"Boru Hasibuan" aku mendapat sebutan baru. Sebenarnya aku keturunan suku Jawa. Tapi sejak menikahi keturunan Batak Mandailing yang berasal dari Padang Lawas, aku mendapat tambahan nama marga, yaitu "Hasibuan".Tidak perlu menambahkannya pada KTP, nama ini hanya nama yang disandang, terutama saat upacara adat.
Mandailing adalah bagian dari Suku Batak yang lebih banyak tinggal di Sumatera Utara bagian selatan. Sebagian besar dari mereka beragama Islam. Ada yang memperdebatkan apakah Mandailing bagian dari Batak. Namun sebagian besar yang saya kenal dari paguyuban kekeluargaan suami, mereka menyebut dirinya sebagai Batak Mandailing. Saya rasa perbedaan pendapat seperti ini tidak menjadi soal. Indonesia tetap satu keluarga besar.
Beberapa teman pernah menanyaiku apakah aku perlu membeli marga atau membayar sejumlah uang kepada pihak tertentu untuk mendapatkan marga Hasibuan. Aku pun sempat mengira begitu.Tapi ternyata tidak. Aku tidak perlu mengeluarkan uang sepeser pun untuk upacara ini.
Kebetulan calon suamiku, yang bermarga Siregar menghendaki diadakannya upacara adat. Beberapa orang Batak Mandailing yang telah di perantauan sendiri sebenarnya sudah jarang yang mengadakan acara adat pernikahan (Horja). Apalagi yang menikah dengan orang di luar marga. Terkadang hanya menggunakan dekorasi dan baju pengantin adat Batak saja.
Mangalehen Marga
Upacara adat Mandailing yang pertama kali aku ikuti adalah Prosesi Mangalehen Marga (Pemberian Marga) kepadaku selaku calon mempelai wanita, yang sesungguhnya merupakan keturunan Jawa. Dengan dilaksanakannya prosesi ini, maka aku sah menyandang marga Hasibuan, dapat mengikuti upacara adat Batak Mandailing, memiliki kedudukan yang diakui secara adat dan keturunan kami berhak menyandang atau meneruskan marga suami, yaitu Siregar. Prosesi ini tentu tidak perlu dilakukan bila kedua mempelai sama-sama bermarga Batak Mandailing.

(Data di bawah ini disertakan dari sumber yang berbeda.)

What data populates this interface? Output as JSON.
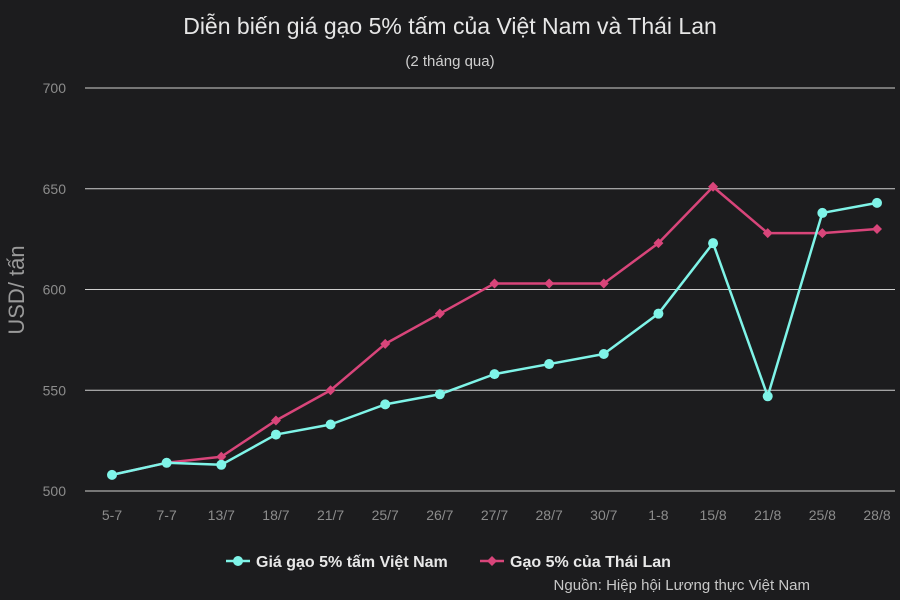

Upacara adat ini dilaksanakan 2 bulan sebelum upacara pernikahan.
Prosesi Mangalehen Marga diselenggarakan oleh keluarga pihak calon pengantin pria, yaitu keluarga marga Siregar. Acara ini dipimpin oleh Raja Panusunan Bulung (Pemangku Adat). Keturunan Hasibuan Paringgonan telah diminta untuk menabalkan marga. Hadir pula pada acara itu Kahanggi, yaitu sebutan untuk keluarga yang bermarga sama dengan suamiku, yaitu Siregar, sebagai tuan rumah atau penyelenggara upacara; Mora yaitu keluarga bermarga Hasibuan, sebagai keluarga yang akan dipersunting; dan juga Anak Boru yang kebetulan Anak Boru dari pihak Siregar calon suamiku adalah marga Harahap. Anak boru adalah keluarga yang menikahi wanita dari pihak penyelenggara acara (wanita bermarga Siregar).
Ketiga unsur utama ini, yaitu Kahanggi, Mora dan Anak Boru, disebut Dalihan Natolu. Kehadiran Dalihan Natolu menjadi syarat sahnya upacara adat yang kami selenggarakan.